Showing posts with label Faulkner hospital. Show all posts
Showing posts with label Faulkner hospital. Show all posts

Wednesday, May 31, 2023

Pre-operation prep


The day before my operation, I had to go through a series of delightful events. First up was the blood work and then pre-operation RSL. According to Google, RSL involves sticking a radioactive substance right smack in the center of my target area. In layman's terms, it's like having a needle play pinball inside me with a radioactive ball.

So I checked my schedule and realized that the blood work was scheduled at Dana Farber in Newton, while the RSL was at Dana Farber Faulkner hospital in Jamaica Plain, with a measly half-hour gap between them. Now, I may have survived all the chemo like a superhuman, but teleportation isn't one of my superpowers. Sadly, I couldn't magically be in two places at once, especially not in half an hour.

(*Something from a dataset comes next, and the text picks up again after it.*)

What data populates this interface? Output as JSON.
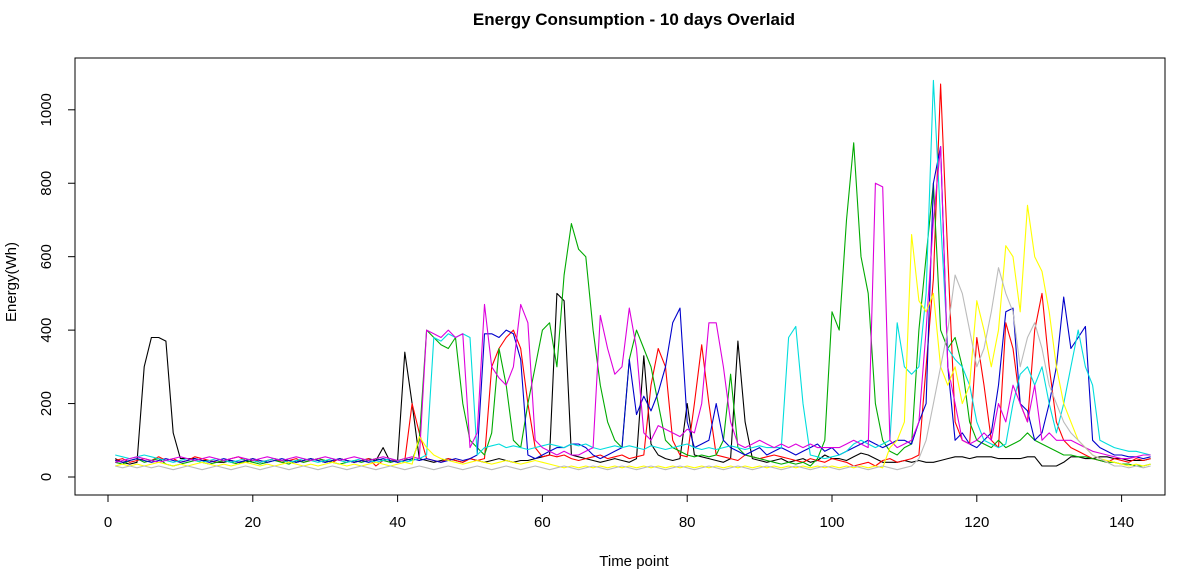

After a hour on the phone (by this time it was evening and I was bounced between several schedulers) I was told that the blood work in Newton was cancelled and that I should just "drop by" Faulkner lab and that the hospital has my order and everything was now all set.

Fast forward to the next day -- Faulkner lab spent a hour trying to figure out first who I was, then if there was an order, and then trying to "unlock" that order. After an hour I walked away with no blood work, hoping that it would not be a crucial requirement for the next day's operation.

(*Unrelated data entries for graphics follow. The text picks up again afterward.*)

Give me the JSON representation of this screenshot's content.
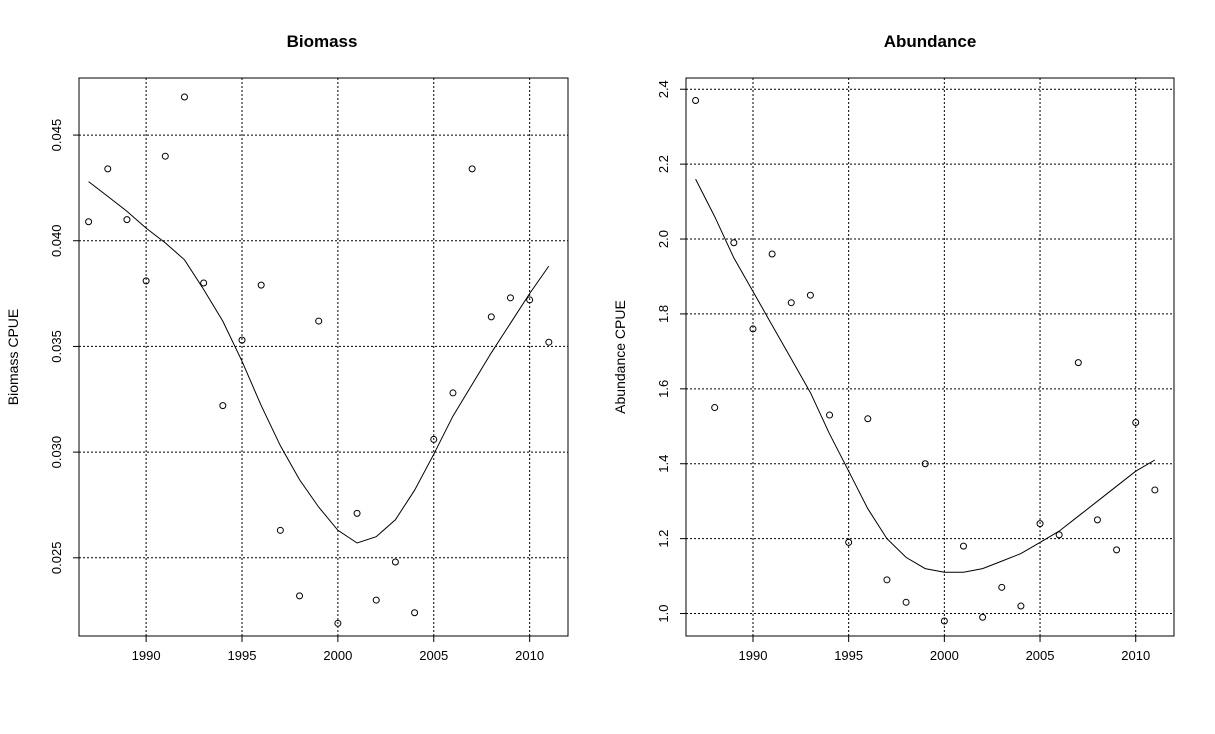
{
  "chart_data": [
    {
      "type": "scatter",
      "title": "Biomass",
      "xlabel": "",
      "ylabel": "Biomass CPUE",
      "xlim": [
        1986.5,
        2012
      ],
      "ylim": [
        0.0213,
        0.0477
      ],
      "xticks": [
        1990,
        1995,
        2000,
        2005,
        2010
      ],
      "yticks": [
        0.025,
        0.03,
        0.035,
        0.04,
        0.045
      ],
      "ytick_labels": [
        "0.025",
        "0.030",
        "0.035",
        "0.040",
        "0.045"
      ],
      "grid": true,
      "points": {
        "x": [
          1987,
          1988,
          1989,
          1990,
          1991,
          1992,
          1993,
          1994,
          1995,
          1996,
          1997,
          1998,
          1999,
          2000,
          2001,
          2002,
          2003,
          2004,
          2005,
          2006,
          2007,
          2008,
          2009,
          2010,
          2011
        ],
        "y": [
          0.0409,
          0.0434,
          0.041,
          0.0381,
          0.044,
          0.0468,
          0.038,
          0.0322,
          0.0353,
          0.0379,
          0.0263,
          0.0232,
          0.0362,
          0.0219,
          0.0271,
          0.023,
          0.0248,
          0.0224,
          0.0306,
          0.0328,
          0.0434,
          0.0364,
          0.0373,
          0.0372,
          0.0352
        ]
      },
      "fit": {
        "x": [
          1987,
          1988,
          1989,
          1990,
          1991,
          1992,
          1993,
          1994,
          1995,
          1996,
          1997,
          1998,
          1999,
          2000,
          2001,
          2002,
          2003,
          2004,
          2005,
          2006,
          2007,
          2008,
          2009,
          2010,
          2011
        ],
        "y": [
          0.0428,
          0.0421,
          0.0414,
          0.0406,
          0.0399,
          0.0391,
          0.0377,
          0.0362,
          0.0343,
          0.0322,
          0.0303,
          0.0287,
          0.0274,
          0.0263,
          0.0257,
          0.026,
          0.0268,
          0.0282,
          0.0299,
          0.0317,
          0.0332,
          0.0347,
          0.0361,
          0.0375,
          0.0388
        ]
      }
    },
    {
      "type": "scatter",
      "title": "Abundance",
      "xlabel": "",
      "ylabel": "Abundance CPUE",
      "xlim": [
        1986.5,
        2012
      ],
      "ylim": [
        0.94,
        2.43
      ],
      "xticks": [
        1990,
        1995,
        2000,
        2005,
        2010
      ],
      "yticks": [
        1.0,
        1.2,
        1.4,
        1.6,
        1.8,
        2.0,
        2.2,
        2.4
      ],
      "ytick_labels": [
        "1.0",
        "1.2",
        "1.4",
        "1.6",
        "1.8",
        "2.0",
        "2.2",
        "2.4"
      ],
      "grid": true,
      "points": {
        "x": [
          1987,
          1988,
          1989,
          1990,
          1991,
          1992,
          1993,
          1994,
          1995,
          1996,
          1997,
          1998,
          1999,
          2000,
          2001,
          2002,
          2003,
          2004,
          2005,
          2006,
          2007,
          2008,
          2009,
          2010,
          2011
        ],
        "y": [
          2.37,
          1.55,
          1.99,
          1.76,
          1.96,
          1.83,
          1.85,
          1.53,
          1.19,
          1.52,
          1.09,
          1.03,
          1.4,
          0.98,
          1.18,
          0.99,
          1.07,
          1.02,
          1.24,
          1.21,
          1.67,
          1.25,
          1.17,
          1.51,
          1.33
        ]
      },
      "fit": {
        "x": [
          1987,
          1988,
          1989,
          1990,
          1991,
          1992,
          1993,
          1994,
          1995,
          1996,
          1997,
          1998,
          1999,
          2000,
          2001,
          2002,
          2003,
          2004,
          2005,
          2006,
          2007,
          2008,
          2009,
          2010,
          2011
        ],
        "y": [
          2.16,
          2.06,
          1.95,
          1.86,
          1.77,
          1.68,
          1.59,
          1.48,
          1.38,
          1.28,
          1.2,
          1.15,
          1.12,
          1.11,
          1.11,
          1.12,
          1.14,
          1.16,
          1.19,
          1.22,
          1.26,
          1.3,
          1.34,
          1.38,
          1.41
        ]
      }
    }
  ]
}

The second act of the play for the day was the radioactive insert. I found myself in a freezing room, half naked, feeling like a contestant in some survival reality show. I had to sit with a straight back in an uncomfortable chair in front of the ever fun mammogram machine that always feels like something out of a medieval torture chamber, but the real star of the show was the array of endless needles on a table. They could give any horror movie prop a run for its money, the only thing missing was the drill... I kept having flashbacks to all the mafia tortures in the basement from a few movies I watched while fatigued and in chemo brain fog.

The procedure itself wasn't a walk in the park, but not as scary as the buildup in my head waiting in that freezing room.